I morti di fama sono quelli che esistono, o esistono meno, in proporzione al numero di “mi piace”. È la filosofia, non nuova, che regola il fenomeno da anni all’attenzione di sociologi e antropologi e che Giovanni Arduino, scrittore e traduttore, e Loredana Lipperini, scrittrice e giornalista, affrontano nel libro “Morti di fama. Iperconnessi e sradicati tra le maglie del web”, edito per Corbaccio nel 2013. Ebbene si, il nuovo millennio ha già la sua piaga caratterizzante, un fenomeno sociale e culturale ormai così largamente diffuso che rientra a pieno titolo nella normalità: una necessità indiscriminata di apparire, mettere in pubblico la propria persona, la propria vita e le proprie abitudini alla ricerca spasmodica della visibilità, poco importa se solo per i famosi 15 minuti di Andy Warhol. Perché se una volta, con il cinema e la tv, la fama era duratura e basata su talenti riconosciuti, oggi bisogna parlare ragionevolmente di microfama, una visibilità disponibile a tutti e che, lungi dall’essere solida, ingabbia “sotto il tendone da circo folle oceaniche che si creano un’identità e fanno di loro stesse un prodotto da promuovere, un marchio”, nonostante conseguenze non sempre positive che i microfamosi si trovano poi a dover fronteggiare (vedesi le vicende raccontate nel capitolo Corri, Leprottina, corri). Perché il metodo di valutazione per stabilire se un microfamoso è abbastanza famoso, è proprio quel like, quel retweet, che merita la totale abnegazione del proprio essere in favore dell’identità pubblica. Il risultato è uno scollamento dalla realtà concreta, in funzione di una vita tutta virtuale, nella convinzione che da essa possano derivare gioia, successo e ammirazione.
Gli autori affrontano quindi il mondo del Web, regno dei microfamosi, legati a doppio filo con Youtube, Social Networks e Blog, ma anche la sfera letteraria, dove prolificano scrittori che ricorrono al self-publishing, al ruolo, guarda caso, strategico dei book blogger, pagando per recensioni positive o acquistando da sé i propri libri per renderli best sellers.

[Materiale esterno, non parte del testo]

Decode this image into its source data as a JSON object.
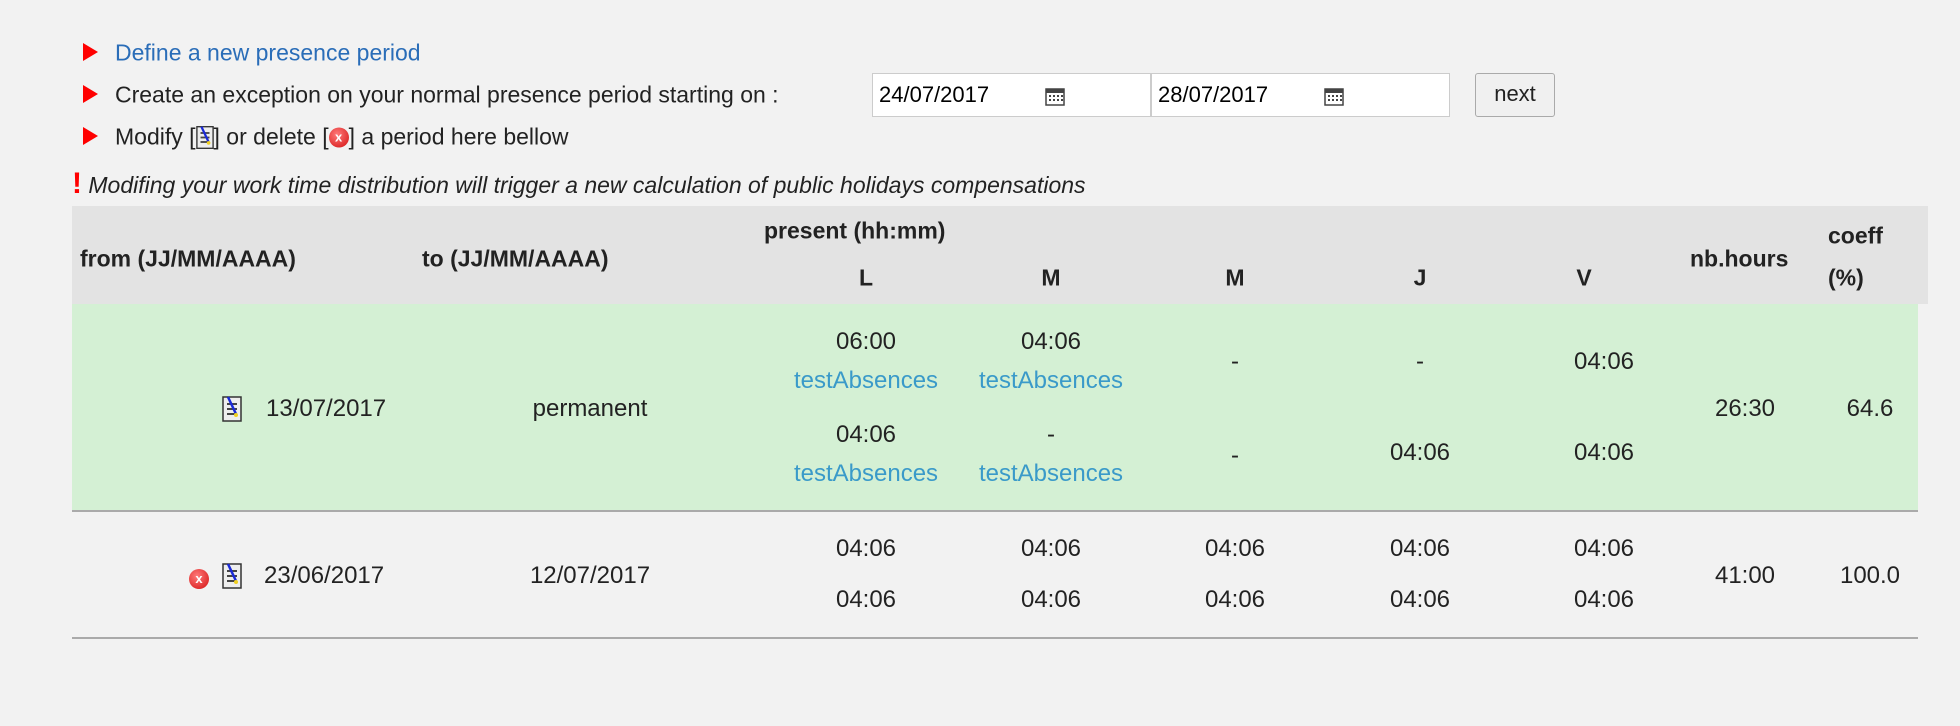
{
  "actions": {
    "define_link": "Define a new presence period",
    "exception_label": "Create an exception on your normal presence period starting on :",
    "start_date": "24/07/2017",
    "end_date": "28/07/2017",
    "next_label": "next",
    "modify_prefix": "Modify [",
    "modify_middle": "] or delete [",
    "modify_suffix": "] a period here bellow"
  },
  "warning": {
    "mark": "!",
    "text": "Modifing your work time distribution will trigger a new calculation of public holidays compensations"
  },
  "table": {
    "headers": {
      "from": "from (JJ/MM/AAAA)",
      "to": "to (JJ/MM/AAAA)",
      "present": "present (hh:mm)",
      "days": [
        "L",
        "M",
        "M",
        "J",
        "V"
      ],
      "nb_hours": "nb.hours",
      "coeff_1": "coeff",
      "coeff_2": "(%)"
    },
    "rows": [
      {
        "from": "13/07/2017",
        "to": "permanent",
        "nb_hours": "26:30",
        "coeff": "64.6",
        "deletable": false,
        "am": {
          "L": "06:00",
          "L_abs": "testAbsences",
          "M": "04:06",
          "M_abs": "testAbsences",
          "Me": "-",
          "J": "-",
          "V": "04:06"
        },
        "pm": {
          "L": "04:06",
          "L_abs": "testAbsences",
          "M": "-",
          "M_abs": "testAbsences",
          "Me": "-",
          "J": "04:06",
          "V": "04:06"
        }
      },
      {
        "from": "23/06/2017",
        "to": "12/07/2017",
        "nb_hours": "41:00",
        "coeff": "100.0",
        "deletable": true,
        "am": {
          "L": "04:06",
          "M": "04:06",
          "Me": "04:06",
          "J": "04:06",
          "V": "04:06"
        },
        "pm": {
          "L": "04:06",
          "M": "04:06",
          "Me": "04:06",
          "J": "04:06",
          "V": "04:06"
        }
      }
    ]
  },
  "colors": {
    "current_row": "#d4f0d4",
    "header": "#e3e3e3",
    "link": "#2a6db8",
    "absence_link": "#3a9ac9",
    "arrow": "#ff0000"
  }
}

Non siamo nuovi a perfetti sconosciuti che in poco tempo guadagnano le luci della ribalta proponendo la ricetta perfetta per la crostata di mele o il modo più efficace per rimuovere i segni del tempo sul volto, conquistando prima il pubblico e poi le grandi aziende, che, fiutando l’occasione di guadagno economico, li eleggono a immagine dei propri prodotti. C’è da chiedersi, a questo punto, cosa fa presa sul pubblico, perché un blogger “sfonda” e un altro rimane nell’oblio. L’ingrediente, spiegano gli autori, è l’immedesimazione, la convinzione che sia possibile per tutti raggiungere gli stessi risultati.
Eppure, se il fantastico modo del Web può innalzare perfetti sconosciuti a famosi, il passo per cadere nell’oblio è davvero breve da compiere. È sufficiente un commento errato, una parola sbagliata, e si finisce nelle grinfie degli haters, la cui politica è quanto mai banale: sfruttare la popolarità altrui per alimentare, di riflesso, la propria, applicando non la critica costruttiva ma l’odio, fino a sfociare in episodi che dal mondo virtuale approdano al mondo reale.
In conclusione, Morti di fama ci dice che in fin dei conti tutti noi, nessuno escluso, siamo degli iperconnessi alla ricerca, più o meno consapevole, di notorietà.